Mon père rêvait d’autre chose pour lui-même et sa future famille. Il rêvait
de venir au Canada et d’y refaire sa vie, d’explorer de nouveaux horizons.
Mais il n’avait jamais imaginé que son rêve au Canada inclurait le hockey.
J’ai un vif souvenir de moi, à quatre ans, assis sur le perron de la maison
à Sparwood, en Colombie-Britannique, la ville où je suis né. Je regardais
des garçons plus âgés jouer au hockey dans la rue. Ça m’a tout de suite
intrigué. Mon père a constaté mon intérêt et m’a acheté un bâton de hockey
en plastique avec une lame rose, un manche jaune et un embout en caoutchouc
noir, qui venait avec deux rondelles en plastique. Je jouais sans relâche
dans notre sous-sol non aménagé, tirant dans une caisse de lait.

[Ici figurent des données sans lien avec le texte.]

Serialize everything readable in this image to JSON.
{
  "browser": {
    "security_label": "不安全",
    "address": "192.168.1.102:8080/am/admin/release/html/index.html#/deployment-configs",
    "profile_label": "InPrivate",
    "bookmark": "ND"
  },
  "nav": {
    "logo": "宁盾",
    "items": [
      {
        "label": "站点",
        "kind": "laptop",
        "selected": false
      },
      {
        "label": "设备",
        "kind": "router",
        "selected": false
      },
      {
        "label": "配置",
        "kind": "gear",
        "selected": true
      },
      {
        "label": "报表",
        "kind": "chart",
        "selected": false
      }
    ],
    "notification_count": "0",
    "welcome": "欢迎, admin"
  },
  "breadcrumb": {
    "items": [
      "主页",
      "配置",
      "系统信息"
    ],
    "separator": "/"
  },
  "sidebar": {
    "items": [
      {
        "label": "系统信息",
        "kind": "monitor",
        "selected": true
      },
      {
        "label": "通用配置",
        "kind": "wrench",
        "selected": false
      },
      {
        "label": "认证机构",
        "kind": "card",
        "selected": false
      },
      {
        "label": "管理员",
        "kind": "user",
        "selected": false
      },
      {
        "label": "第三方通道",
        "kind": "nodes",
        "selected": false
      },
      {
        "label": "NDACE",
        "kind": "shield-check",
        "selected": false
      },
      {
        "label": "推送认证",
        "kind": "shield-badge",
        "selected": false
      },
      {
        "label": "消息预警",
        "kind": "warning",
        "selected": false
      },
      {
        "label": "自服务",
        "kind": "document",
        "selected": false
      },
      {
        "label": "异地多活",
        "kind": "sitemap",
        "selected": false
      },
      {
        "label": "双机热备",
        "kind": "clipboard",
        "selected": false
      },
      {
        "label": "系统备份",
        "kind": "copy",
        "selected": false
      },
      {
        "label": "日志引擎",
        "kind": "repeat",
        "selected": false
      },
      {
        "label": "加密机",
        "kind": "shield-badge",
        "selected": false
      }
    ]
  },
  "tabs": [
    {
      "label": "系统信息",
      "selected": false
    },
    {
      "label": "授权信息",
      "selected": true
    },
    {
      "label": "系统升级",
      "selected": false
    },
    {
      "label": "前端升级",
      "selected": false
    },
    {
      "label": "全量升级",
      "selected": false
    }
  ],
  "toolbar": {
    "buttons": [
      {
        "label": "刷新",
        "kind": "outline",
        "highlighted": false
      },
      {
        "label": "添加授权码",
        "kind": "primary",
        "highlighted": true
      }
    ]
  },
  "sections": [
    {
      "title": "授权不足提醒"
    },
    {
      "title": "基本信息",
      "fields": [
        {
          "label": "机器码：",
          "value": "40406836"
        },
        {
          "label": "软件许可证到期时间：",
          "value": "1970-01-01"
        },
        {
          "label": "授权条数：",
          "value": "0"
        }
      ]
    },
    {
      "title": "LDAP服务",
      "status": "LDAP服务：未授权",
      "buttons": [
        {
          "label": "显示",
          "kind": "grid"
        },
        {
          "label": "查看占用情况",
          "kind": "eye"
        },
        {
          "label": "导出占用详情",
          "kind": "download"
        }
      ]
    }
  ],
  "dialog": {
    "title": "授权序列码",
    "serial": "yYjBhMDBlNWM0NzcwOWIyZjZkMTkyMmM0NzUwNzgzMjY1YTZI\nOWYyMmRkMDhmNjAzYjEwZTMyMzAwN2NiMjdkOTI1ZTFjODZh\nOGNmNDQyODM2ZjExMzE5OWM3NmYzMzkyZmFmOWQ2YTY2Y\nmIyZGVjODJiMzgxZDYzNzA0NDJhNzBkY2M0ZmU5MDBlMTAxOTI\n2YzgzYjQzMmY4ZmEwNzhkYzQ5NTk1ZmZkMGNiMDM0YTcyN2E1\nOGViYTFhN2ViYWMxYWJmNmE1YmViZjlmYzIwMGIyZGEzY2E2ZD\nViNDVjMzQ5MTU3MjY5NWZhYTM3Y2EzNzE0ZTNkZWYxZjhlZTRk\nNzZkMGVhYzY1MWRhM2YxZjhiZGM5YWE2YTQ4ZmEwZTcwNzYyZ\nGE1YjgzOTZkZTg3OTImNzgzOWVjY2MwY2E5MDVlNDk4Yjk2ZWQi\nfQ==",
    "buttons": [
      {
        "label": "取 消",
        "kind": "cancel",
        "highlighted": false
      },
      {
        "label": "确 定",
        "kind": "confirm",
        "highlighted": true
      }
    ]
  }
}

Nous avions la chance d’avoir des amis des Indes orientales dont les
garçons jouaient au hockey mineur à Sparwood. À l’approche de la saison de
hockey, mon père m’a inscrit. Il n’y avait qu’un seul problème : je n’avais
jamais patiné.
J’ai eu la chance inouïe d’avoir un excellent instructeur en patinage. Il
s’appelait Tander Sandhu et avait 11 ans. Il dit qu’il m’a fallu 15 minutes
pour commencer à patiner tout seul, chaussé d’une de ses vieilles paires de
patins qui n’étaient même pas à ma taille. À huit ans, j’ai été surclassé
pour jouer avec les plus vieux après avoir marqué 21 buts en deux matchs.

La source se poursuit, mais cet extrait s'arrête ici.